From money derived from investments in the hands of the office-bearers of St George’s Presbyterian Church, a number of needy persons in the town benefitted.

Mr Robert Wood, King’s Avenue, kindly gave a half ton of coal to each of the occupants at the Alms Houses, a gift which the old folk greatly appreciated.


As has been the custom form any years, the annual dinner was given to the inmates in Morpeth Workhouse on Christmas Day. The dining room, which was artistically decorated with flags, presented quite an animated scene when the inmates were seated at the festive board.

The Chairman (Mr C.E. Young) in wishing them all a Merry Christmas, said they had met that day under vastly different conditions to what they had 12 months ago. Then they were hoping that the great war would soon be ended. It had taken a long time, but now peace was in sight, and they trusted it might never be broken again.


The first annual ball in connection with the Northumberland R.A.S.C. Motor Transport (Morpeth Section) took place in the Town Hall, on Christmas night, when eighty couples attended, including the Mayor (Coun. Chas. Grey).

The ball was also attended by officers and N.C.O.’s stationed throughout the county.

When the dance was in full swing the hall presented a very gay and animated appearance. All the latest dance music was rendered by Mrs Carman’s Band, and the duties of M.C. were efficiently discharged by Sergt. Bibby and Pte. W. Lee.

An interesting whist drive, conducted by Corpl.
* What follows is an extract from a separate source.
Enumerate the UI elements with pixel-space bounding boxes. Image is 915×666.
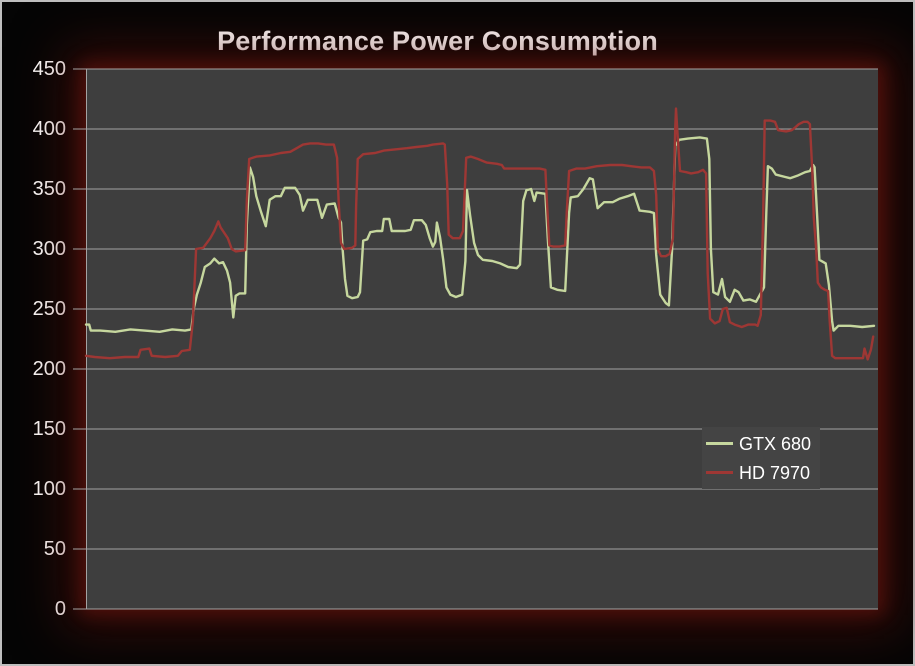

R. Elliott, was also successfully held, and the prizes were presented by the Mayor.

The squad hope to give a donation of £5 from the proceeds of the ball to the V.A.D. Hospital. The affair was such a success that it is intended to hold another dance in April.


The Controller of Coal Mines announced that coal mines are being demobilised under special arrangements come to between the various services and the Coal Mines Department, and colliery proprietors need take no action for the return of their former employees, except such action as the Controller from time to time asks them to take.


Through the generosity of the parishioners, the committee of the Stannington Parish Soldiers’ and Sailors’ Fund have this Christmas again been able to forward a 10/- note to each one enlisted from the parish, including lads from Netherton Training School.


In connection with the Morpeth Company of the 4th Batt., V.B.N.F., shooting competitions were held on the miniature range at the Terrace on Tuesday and Thursday of last week. Great interest was taken in the competitions, which attracted large entries.


The annual whist drive and dance in connection with the Morpeth Company, 4th V.B.N.F., took place in the Masonic Hall, last Friday evening. A large company attended, and the proceedings were greatly enjoyed.